The new year is rolling in with a bang in the Twin Cities’ education realm as fights broke out two nights in a row this week during basketball games at different Minneapolis schools.
News reports indicate that 100 people were involved the first night in the game between Minneapolis North and Patrick Henry High School, while the second night’s brawl at Sullivan STEAM, a K-8 Magnet school, doubled in size.
While such an event is eye-raising, most of us will likely shrug and chalk up the incidents to the fact that they happened in city schools. “My kids go to school in the suburbs,” you might say. “Fights and violence don’t happen there.”
Unfortunately, news reports indicate the opposite.
In October, Alpha News reported on a fight which broke out at White Bear Lake North High School. Video shows students whaling on one another. One parent noted that “this behavior is nothing new at North and it continues because administration doesn’t give the students appropriate consequences.”
The same Alpha News article indicated that fights had also broken out at high schools in Hastings and St. Cloud that month.
In November, a fight featuring a knife broke out in a Rochester high school. “Although I wish it wasn’t the case, fights are something that my kids have been witnessing for years, so this isn’t a new thing,” Jessica Williams reported in an article for KROC.

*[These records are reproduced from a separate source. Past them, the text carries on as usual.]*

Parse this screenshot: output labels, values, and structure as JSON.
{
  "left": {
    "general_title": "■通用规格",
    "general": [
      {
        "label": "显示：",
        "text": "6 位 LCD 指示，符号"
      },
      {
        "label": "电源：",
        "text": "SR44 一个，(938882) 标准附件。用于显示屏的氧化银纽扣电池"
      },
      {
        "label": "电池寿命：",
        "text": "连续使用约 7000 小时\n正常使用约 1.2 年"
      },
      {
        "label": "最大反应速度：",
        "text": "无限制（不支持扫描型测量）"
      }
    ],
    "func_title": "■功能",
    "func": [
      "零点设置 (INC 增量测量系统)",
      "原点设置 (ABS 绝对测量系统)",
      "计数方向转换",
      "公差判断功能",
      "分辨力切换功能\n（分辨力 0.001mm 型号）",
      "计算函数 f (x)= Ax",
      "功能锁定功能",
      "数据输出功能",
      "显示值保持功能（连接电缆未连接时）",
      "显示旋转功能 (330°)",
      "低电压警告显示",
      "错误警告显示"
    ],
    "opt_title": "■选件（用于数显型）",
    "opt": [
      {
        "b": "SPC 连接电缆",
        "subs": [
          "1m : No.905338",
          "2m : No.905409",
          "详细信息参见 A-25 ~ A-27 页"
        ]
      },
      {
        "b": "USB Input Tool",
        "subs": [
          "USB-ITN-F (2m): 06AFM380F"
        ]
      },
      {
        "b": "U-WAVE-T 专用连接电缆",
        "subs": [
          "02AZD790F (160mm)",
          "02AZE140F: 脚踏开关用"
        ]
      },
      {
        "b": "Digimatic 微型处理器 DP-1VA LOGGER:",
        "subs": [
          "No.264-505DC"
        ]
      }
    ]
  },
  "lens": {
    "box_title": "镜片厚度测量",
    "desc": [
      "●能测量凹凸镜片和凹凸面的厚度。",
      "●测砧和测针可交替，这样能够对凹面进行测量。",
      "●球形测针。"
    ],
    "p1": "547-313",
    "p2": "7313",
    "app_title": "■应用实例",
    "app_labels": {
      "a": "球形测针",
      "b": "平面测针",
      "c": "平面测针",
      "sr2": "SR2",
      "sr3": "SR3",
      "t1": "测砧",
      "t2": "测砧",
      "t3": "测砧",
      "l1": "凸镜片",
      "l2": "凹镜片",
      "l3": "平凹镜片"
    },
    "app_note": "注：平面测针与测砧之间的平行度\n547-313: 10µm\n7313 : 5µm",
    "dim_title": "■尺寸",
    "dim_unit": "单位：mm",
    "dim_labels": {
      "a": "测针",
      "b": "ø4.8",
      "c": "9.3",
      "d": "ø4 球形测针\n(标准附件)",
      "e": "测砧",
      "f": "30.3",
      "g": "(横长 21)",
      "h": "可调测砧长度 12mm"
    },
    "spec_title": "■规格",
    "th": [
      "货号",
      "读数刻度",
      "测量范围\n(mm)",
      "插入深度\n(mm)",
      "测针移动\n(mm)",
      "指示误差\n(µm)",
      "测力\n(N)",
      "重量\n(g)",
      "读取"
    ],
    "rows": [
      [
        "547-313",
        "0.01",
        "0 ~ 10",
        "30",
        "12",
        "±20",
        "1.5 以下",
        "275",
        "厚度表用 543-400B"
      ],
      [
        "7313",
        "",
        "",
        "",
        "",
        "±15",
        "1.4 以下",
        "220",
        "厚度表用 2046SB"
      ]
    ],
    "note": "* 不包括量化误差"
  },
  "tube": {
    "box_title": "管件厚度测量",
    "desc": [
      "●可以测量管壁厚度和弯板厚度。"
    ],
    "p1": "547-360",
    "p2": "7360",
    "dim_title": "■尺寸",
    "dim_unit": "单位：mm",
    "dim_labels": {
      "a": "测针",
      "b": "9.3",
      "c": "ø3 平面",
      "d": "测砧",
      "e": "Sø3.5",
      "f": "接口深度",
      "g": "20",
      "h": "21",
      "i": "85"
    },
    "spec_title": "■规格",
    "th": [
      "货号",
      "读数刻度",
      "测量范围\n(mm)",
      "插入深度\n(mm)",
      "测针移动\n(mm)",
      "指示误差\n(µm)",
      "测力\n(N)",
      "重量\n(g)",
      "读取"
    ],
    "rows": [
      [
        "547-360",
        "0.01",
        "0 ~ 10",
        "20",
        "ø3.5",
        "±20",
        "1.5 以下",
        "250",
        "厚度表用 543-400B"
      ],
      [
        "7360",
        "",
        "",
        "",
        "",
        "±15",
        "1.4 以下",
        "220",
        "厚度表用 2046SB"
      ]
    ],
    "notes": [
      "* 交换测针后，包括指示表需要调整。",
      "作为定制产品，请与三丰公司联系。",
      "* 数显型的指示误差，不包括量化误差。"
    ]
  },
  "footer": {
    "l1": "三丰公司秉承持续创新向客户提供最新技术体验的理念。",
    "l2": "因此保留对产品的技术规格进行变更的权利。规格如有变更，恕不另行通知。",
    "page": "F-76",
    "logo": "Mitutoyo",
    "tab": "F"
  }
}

Fights hit Mankato East High School in December, with one student even getting arrested for assaulting a police officer, who presumably stepped in to break up the fight.
Clearly, the big city schools aren’t the only place where fights are erupting; they’re spreading to Outstate Minnesota as well.
Such reports should alarm all Minnesota parents. Unfortunately, current education options are limited. As one mother told Alpha News after the October incident at White Bear Lake North High School, “Some are looking into other options but being that is so popular now, it’s harder and harder to find openings at private and charter schools.”
Did you catch that? Alternative school options are extremely popular right now. Parents want more options—safer, smaller schools to which they can send their children—but so many are limited to their local district school.
Passing Education Savings Accounts (ESAs) in the state would start to solve this problem. Offering $7,000 per student for families to take to the school of their choice, ESAs would inspire innovative teachers to open microschools, encourage churches and other organizations to open private schools, and also give families who want to homeschool the means for a parent to drop a job and stay home to personally educate their children. All these options would create smaller schools which would go far in alleviating fights and violence.
Is your school safe? The increasing reports about fights breaking out at schools around the state seem to suggest otherwise. It’s high time we think outside the box and consider whether school choice policies like ESAs could help deescalate these dangerous situations.